Here is something to think about. Work stress, home stress, relationship stress, and physical stress from the gym = a stress input. Those are all dumped into the same bucket and your autonomic nervous system will react to the stresses by increasing the parasympathetic response. A.K.A. your hormones get out of whack, you don’t sleep well, you lose (or gain) appetite, your performance tanks, etc. Along this line of thought, it should be pretty clear why your motivation or mental intensity in the gym is garbage. You can also conclude when to deload or taper your training volume or load based off of your biological feedback. Obviously, as I pointed out before, it’s not nearly as simple as saying, “I’m just not feeling 100% today. Looks like I don’t need to work out”. If I didn’t work out when I didn’t feel at my best, I would be far less fit and healthy right now. The art is in balancing the line between not enough stress to cause growth and so much stress it causes injury or setback.
How Do We Fix This Dilemma?
I’ll give you 5 easy, actionable tips to ensure you keep crushing it in the gym and continue on the warpath to dominant fitness.

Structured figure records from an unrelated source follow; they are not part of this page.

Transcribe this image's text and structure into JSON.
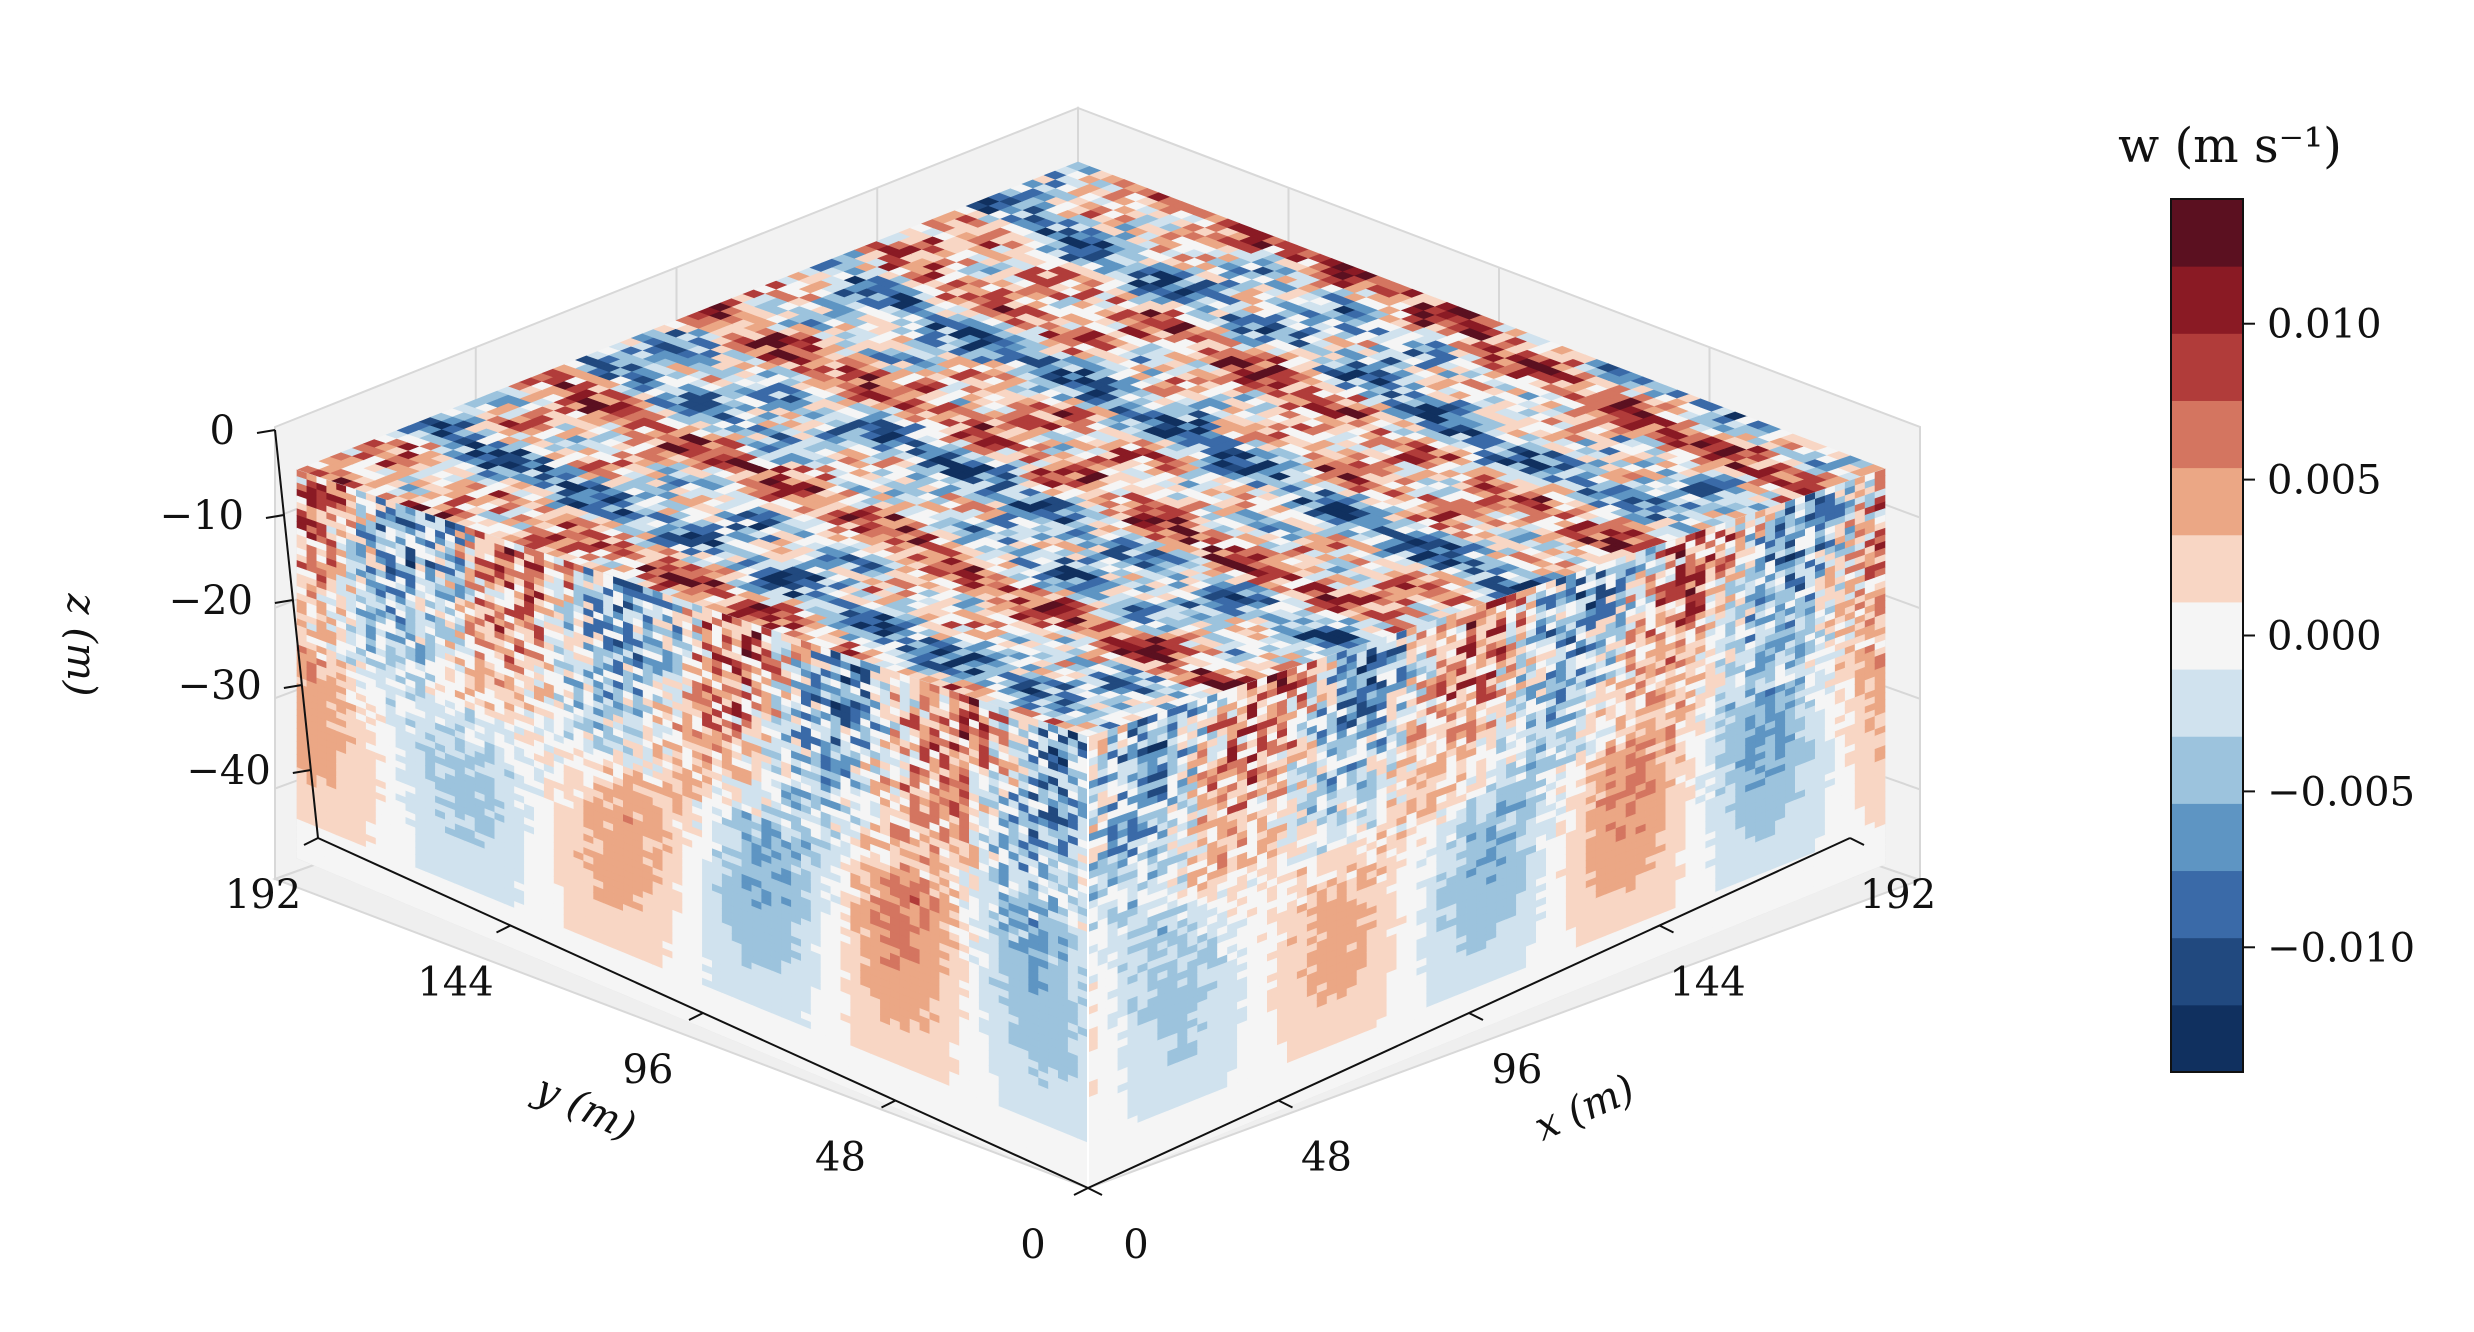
{
  "chart_data": {
    "type": "heatmap",
    "subtype": "3d-volume-contour",
    "variable": "w",
    "colorbar_title": "w (m s⁻¹)",
    "x_axis": {
      "label": "x (m)",
      "ticks": [
        0,
        48,
        96,
        144,
        192
      ],
      "range": [
        0,
        192
      ]
    },
    "y_axis": {
      "label": "y (m)",
      "ticks": [
        0,
        48,
        96,
        144,
        192
      ],
      "range": [
        0,
        192
      ]
    },
    "z_axis": {
      "label": "z (m)",
      "ticks": [
        0,
        -10,
        -20,
        -30,
        -40
      ],
      "range": [
        -48,
        0
      ]
    },
    "colorbar": {
      "ticks": [
        0.01,
        0.005,
        0.0,
        -0.005,
        -0.01
      ],
      "tick_labels": [
        "0.010",
        "0.005",
        "0.000",
        "−0.005",
        "−0.010"
      ],
      "range": [
        -0.014,
        0.014
      ],
      "levels": 13,
      "colormap": "RdBu_r",
      "colors": [
        "#10305f",
        "#21497f",
        "#3a6aa8",
        "#5e95c3",
        "#9cc3dd",
        "#d0e2ee",
        "#f5f5f5",
        "#f8d6c4",
        "#eba785",
        "#d47560",
        "#b13c3a",
        "#8a1a24",
        "#5b1020"
      ]
    },
    "grid": true,
    "pane_color": "#f2f2f2"
  }
}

- Sleep — Get between 7–9 hours of sleep a night to better allow your body to recover from training and other life stress. This is the foremost important thing you can do to relieve it. No compromise here. You either sleep more, or you’ll forever be burdened with lack of gains.
- Eat — Eat enough calories to support your body as you chase your goals. If you aren’t fueling your body properly, then you’re leaving a TON of progress on the table. Not to mention you won’t recover very well from all the stress you continually deliver to yourself. This, in my opinion is a close second to sleep. If you don’t eat what your body specifically needs to perform and recover from stress, you will suffer the unfathomable demise of stalled progress.
- Train — But wait, training is a stress. Why do I need to add more stress to relieve it? Because, there are SO MANY benefits to working out that it far outweighs the potential for over training. Besides, if you have a properly structured program you won’t over train, because it will have taper weeks and light sessions sprinkled in at the proper time to allow for maximal progress and feeling like a champ.
- Breathe — Duh, we kinda already do that, like all day. Not just any breathing. I’m talking about pattern breathing. A good example of this would be box breathing: the breath pattern follows 3,3,3,3 or 3 seconds on the exhalation, 3 second hold out, 3 second inhale, 3 second hold in. When that becomes seamless you can increase the time on each stage of the breath cycle. There are other tempos you can follow, but this is a good one to start with.
- Laugh — Ever so often it’s nice to get out of the grind and just unwind. Go out with friends and share laughs at dinner or bowling.